The following is a starry love story, from guest writer Jim Lattis, director of UW Space Place and a faculty associate in the Department of Astronomy:


 

Silhouette of lovers on Observatory Hill at the University of  Wisconsin-Madison

Image of sheet cover music from a Dorsey Brothers album about Observatory Hill//Photo courtesy of Jim Lattis, UW-Madison.

The summit of Observatory Hill has a long standing reputation as a spot on campus where couples could find a bit of time alone, especially back in the days when society was a lot more controlling about who might spend time with whom. There was even a popular song about it recorded by the Dorsey Brothers in the early 1930s.

As the site of Washburn Observatory, Observatory Hill was also devoted to the pursuit of science, and we need not look far to find a confluence of amorous and scientific pursuits on the hill.

Washburn Observatory’s second director, Prof. Edward Holden, was a very open-minded man: In the early 1880s he trained a young woman as a student observing assistant, namely Alice M. Lamb, of Madison.

Portrait of Edward Holden

Portrait of Edward Holden//Photo courtesy of Jim Lattis, UW-Madison.

Portrait of Alice Lamb

Portrait of Alice Lamb//Photo courtesy of Jim Lattis, UW-Madison

Astronomy in those days typically allowed certain roles for men, and certain others for women. Men were generally the observers, working through the night, operating instruments, and recording data. The data collected by observers needed considerable computational work (“data reduction” we now say) to convert it into useful form, and the people who carried out that daytime work were called “computers.”

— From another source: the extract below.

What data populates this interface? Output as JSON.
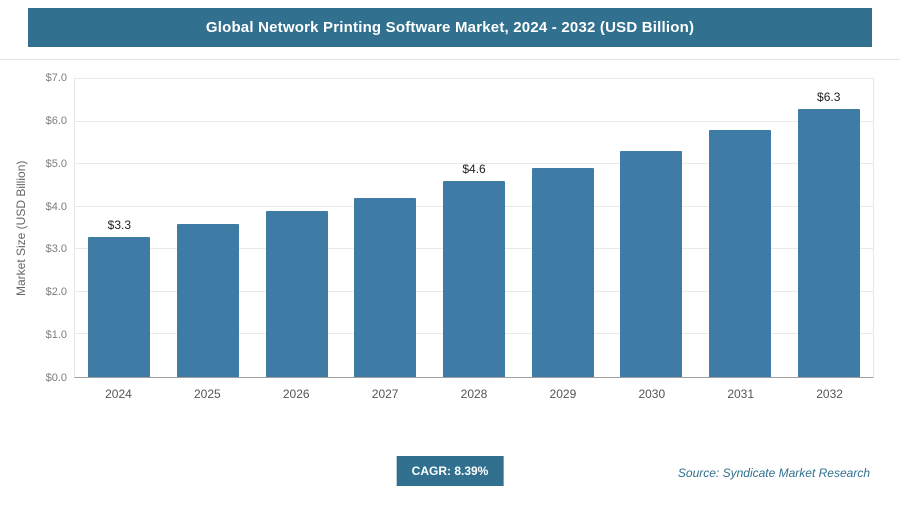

These computers were normally women, often college students, although in some observatories they were professional staff members. (This was the pattern, at least, in the U.S. In England, astronomical computers were more often men.) To find women working as observational astronomers was rather rare and generally occurred only at a women’s college. The famous comet discoverer Prof. Maria Mitchell, for example, was the Vassar College astronomer.

Portrait of Milton Updegraff

Portrait of Milton Updegraff//Photo courtesy of Jim Lattis, UW-Madison

When Holden left Wisconsin for the new Lick Observatory in California, he left his observing program in the hands of Lamb and another student astronomer, Milton Updegraff, who had come to UW from Decorah, Iowa. The two spent many nights working together, with Milton observing and timing stellar transits in the meridian circle telescope while Alice took the simultaneous declination measurements from the instrument and recorded the observations.

Alice Lamb Updegraff's observing notes, transcribed by Jim Lattis, UW-Madison, who also provided the photo

Alice Lamb Updegraff’s observing notes, transcribed by Jim Lattis, UW-Madison, who also provided the photo

It was the foundation of a relationship that lasted the rest of their lives. Milton earned a B.S. in 1884 and a M.S. in 1886. Alice, who earned a B.L. (Bachelor of Letters) in 1884 and a M.L. in 1885, considered making a career in astronomy and was offered a job in 1886 as a mathematics and astronomy instructor in the Dakota Territory, but she decided on a different path. She and Updegraff married and left Madison in 1887 to pursue astronomy together.

Milton found a job as an astronomer at the Argentine National Observatory in Còrdoba. Alice continued her observational work there, as attested by a short publication in the professional periodical Astronomische Nachrichtung in 1888. In 1890, they returned to the U.S. and Milton became a professor of astronomy at the University of Missouri, and in 1899, became an astronomer for the U. S. Navy. With the Navy, the family – which eventually included three daughters – traveled quite a bit, from Washington D.C. to American Samoa, and eventually to Arizona, where Milton died in 1938. Alice, who apparently never resumed her astronomical work after their return from Argentina, died in 1952, ending just one of the many lovely stories that have had their beginnings on Observatory Hill.